Board Games and Video Games

Understanding Different Languages

The goal of this project was to better understand the board gaming and video gaming communities by determining the differences in their word choice. Using the Reddit API, I scraped over 5,000 posts from the board game and video game subreddits. I stemmed and applied a TFIDF vectorizer to the posts. From there, I optimized the hyperparameters of different classifiers. I chose a logistic regression due to strong predictability and interpretability. It was able to determine subreddits with 98% accuracy. Using it, I could determine which words were the best predictors of each subreddit.

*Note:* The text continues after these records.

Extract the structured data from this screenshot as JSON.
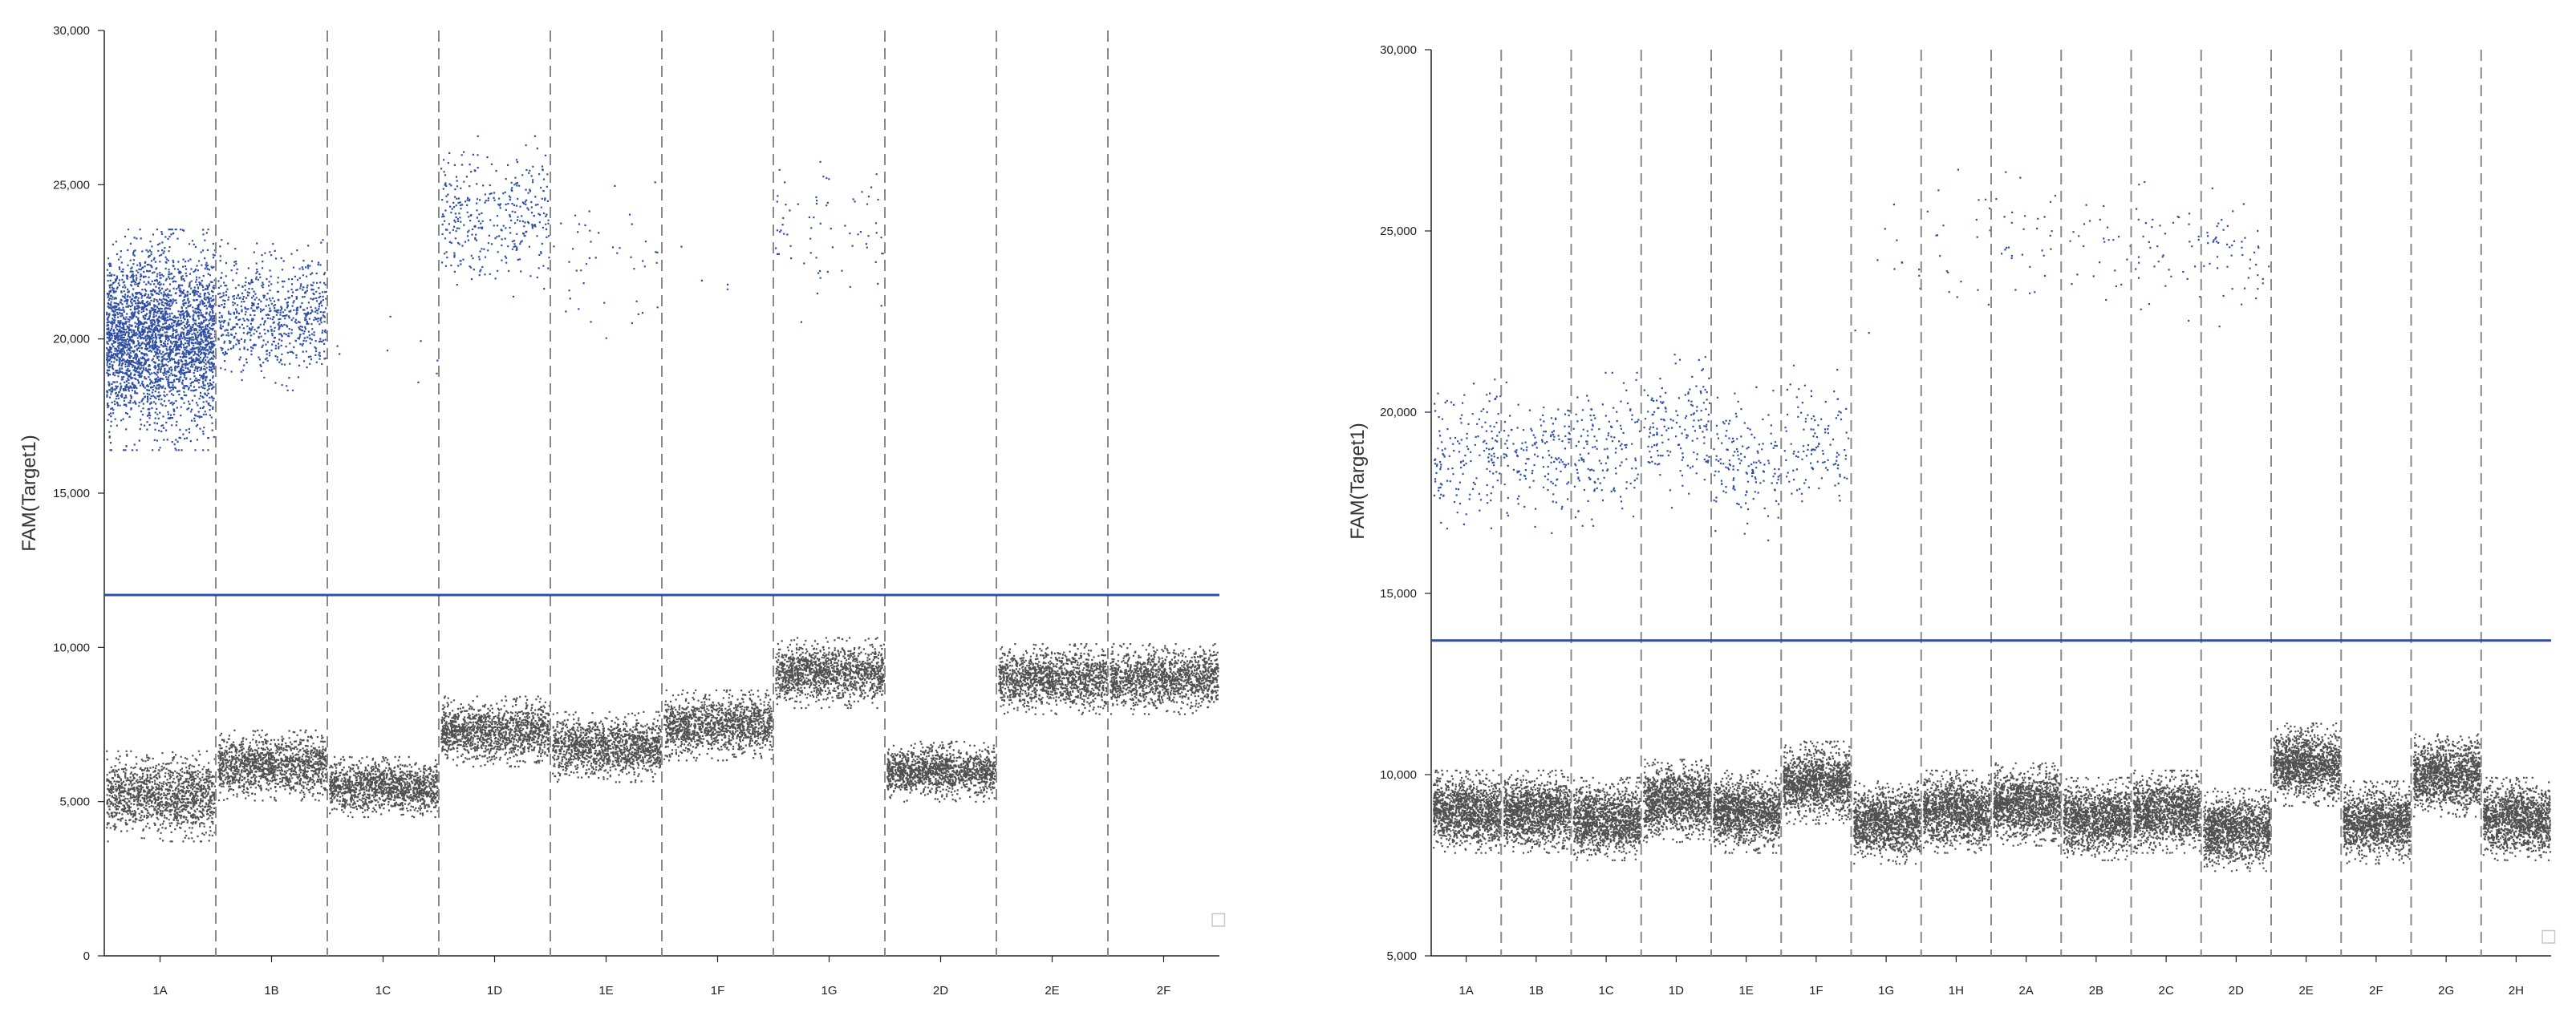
{
  "chart_data": [
    {
      "type": "scatter",
      "title": "",
      "xlabel": "",
      "ylabel": "FAM(Target1)",
      "ylim": [
        0,
        30000
      ],
      "yticks": [
        0,
        5000,
        10000,
        15000,
        20000,
        25000,
        30000
      ],
      "ytick_labels": [
        "0",
        "5,000",
        "10,000",
        "15,000",
        "20,000",
        "25,000",
        "30,000"
      ],
      "threshold": 11700,
      "threshold_color": "#2e4fa3",
      "positive_color": "#2e4fa3",
      "negative_color": "#505050",
      "grid": false,
      "wells": [
        {
          "label": "1A",
          "neg_mean": 5200,
          "neg_spread": 900,
          "pos_mean": 20000,
          "pos_spread": 2200,
          "pos_count": 3000
        },
        {
          "label": "1B",
          "neg_mean": 6200,
          "neg_spread": 700,
          "pos_mean": 20800,
          "pos_spread": 1500,
          "pos_count": 700
        },
        {
          "label": "1C",
          "neg_mean": 5500,
          "neg_spread": 600,
          "pos_mean": 19800,
          "pos_spread": 1300,
          "pos_count": 8
        },
        {
          "label": "1D",
          "neg_mean": 7300,
          "neg_spread": 700,
          "pos_mean": 24000,
          "pos_spread": 1600,
          "pos_count": 350
        },
        {
          "label": "1E",
          "neg_mean": 6800,
          "neg_spread": 700,
          "pos_mean": 22500,
          "pos_spread": 1800,
          "pos_count": 45
        },
        {
          "label": "1F",
          "neg_mean": 7500,
          "neg_spread": 700,
          "pos_mean": 21800,
          "pos_spread": 1500,
          "pos_count": 4
        },
        {
          "label": "1G",
          "neg_mean": 9200,
          "neg_spread": 700,
          "pos_mean": 23500,
          "pos_spread": 1800,
          "pos_count": 70
        },
        {
          "label": "2D",
          "neg_mean": 6000,
          "neg_spread": 600,
          "pos_mean": 0,
          "pos_spread": 0,
          "pos_count": 0
        },
        {
          "label": "2E",
          "neg_mean": 9000,
          "neg_spread": 700,
          "pos_mean": 0,
          "pos_spread": 0,
          "pos_count": 0
        },
        {
          "label": "2F",
          "neg_mean": 9000,
          "neg_spread": 700,
          "pos_mean": 0,
          "pos_spread": 0,
          "pos_count": 0
        }
      ]
    },
    {
      "type": "scatter",
      "title": "",
      "xlabel": "",
      "ylabel": "FAM(Target1)",
      "ylim": [
        5000,
        30000
      ],
      "yticks": [
        5000,
        10000,
        15000,
        20000,
        25000,
        30000
      ],
      "ytick_labels": [
        "5,000",
        "10,000",
        "15,000",
        "20,000",
        "25,000",
        "30,000"
      ],
      "threshold": 13700,
      "threshold_color": "#2e4fa3",
      "positive_color": "#2e4fa3",
      "negative_color": "#505050",
      "grid": false,
      "wells": [
        {
          "label": "1A",
          "neg_mean": 9000,
          "neg_spread": 700,
          "pos_mean": 18800,
          "pos_spread": 1400,
          "pos_count": 160
        },
        {
          "label": "1B",
          "neg_mean": 9000,
          "neg_spread": 700,
          "pos_mean": 18800,
          "pos_spread": 1300,
          "pos_count": 150
        },
        {
          "label": "1C",
          "neg_mean": 8800,
          "neg_spread": 700,
          "pos_mean": 19000,
          "pos_spread": 1300,
          "pos_count": 150
        },
        {
          "label": "1D",
          "neg_mean": 9300,
          "neg_spread": 700,
          "pos_mean": 19500,
          "pos_spread": 1300,
          "pos_count": 160
        },
        {
          "label": "1E",
          "neg_mean": 9000,
          "neg_spread": 700,
          "pos_mean": 18600,
          "pos_spread": 1300,
          "pos_count": 150
        },
        {
          "label": "1F",
          "neg_mean": 9800,
          "neg_spread": 700,
          "pos_mean": 19200,
          "pos_spread": 1300,
          "pos_count": 120
        },
        {
          "label": "1G",
          "neg_mean": 8700,
          "neg_spread": 700,
          "pos_mean": 24000,
          "pos_spread": 1500,
          "pos_count": 12
        },
        {
          "label": "1H",
          "neg_mean": 9000,
          "neg_spread": 700,
          "pos_mean": 24500,
          "pos_spread": 1400,
          "pos_count": 20
        },
        {
          "label": "2A",
          "neg_mean": 9200,
          "neg_spread": 700,
          "pos_mean": 25000,
          "pos_spread": 1300,
          "pos_count": 30
        },
        {
          "label": "2B",
          "neg_mean": 8800,
          "neg_spread": 700,
          "pos_mean": 24500,
          "pos_spread": 1300,
          "pos_count": 25
        },
        {
          "label": "2C",
          "neg_mean": 9000,
          "neg_spread": 700,
          "pos_mean": 24500,
          "pos_spread": 1300,
          "pos_count": 40
        },
        {
          "label": "2D",
          "neg_mean": 8500,
          "neg_spread": 700,
          "pos_mean": 24500,
          "pos_spread": 1300,
          "pos_count": 50
        },
        {
          "label": "2E",
          "neg_mean": 10300,
          "neg_spread": 700,
          "pos_mean": 0,
          "pos_spread": 0,
          "pos_count": 0
        },
        {
          "label": "2F",
          "neg_mean": 8700,
          "neg_spread": 700,
          "pos_mean": 0,
          "pos_spread": 0,
          "pos_count": 0
        },
        {
          "label": "2G",
          "neg_mean": 10000,
          "neg_spread": 700,
          "pos_mean": 0,
          "pos_spread": 0,
          "pos_count": 0
        },
        {
          "label": "2H",
          "neg_mean": 8800,
          "neg_spread": 700,
          "pos_mean": 0,
          "pos_spread": 0,
          "pos_count": 0
        }
      ]
    }
  ]
}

See more on GitHub

Ames, Iowa Housing

Predicting Homeprices

The goal of the project was to create a model to predict home prices in Ames, Iowa using a dataset with around 2000 homes and 80 features. I began by cleaning the data and exploring it to understand the relationships of the features with each other and with home prices. Once completed, I used background knowledge to create features that had stronger correlations with sale price. Using a few different functions that I created, I narrowed down the features to ones that were less correlated with each other and best correlated with sales prices. To create interaction terms I used polynomial features. Finally, I scaled the data, and optimized L1 and L2 regularized regressions to predict the home prices.

Skills

Programming Languages & Libraries

Python

Pandas
PySpark
Scikit-learn
Statsmodels
NumPy
SciPy
Keras
OpenCV
Plotly
Bokeh

SQL

C++

Machine Learning Tools

Generalized Linear Models
Regularization
Classification and Regression Trees
Support Vector Machines
Neural Networks
Count and TFIDF Vectorizers
Bagging and Boosting
Clustering
Principal Component Analysis
Pipelines

Interests

Basketball

I am a huge fan of all things basketball. As much as possible, I like to play basketball. When that is not possible, I love watching the Celtics (or other NBA teams) and I love analyzing teams using advanced analytics.

Board Games

In high school, I fell in love with board games while playing Settlers of Catan. Years later, I discovered that there was a whole world of board games out there. While most of my favorite games are medium-heavy Euros, I have been slowly getting into economic train games.

Books

When I have some free time to myself, especially when commuting, I often fill it with reading. Mostly, I enjoy reading science fiction and fantasy. I am currently alternating between The Maze of Games and A People's Future of the United States.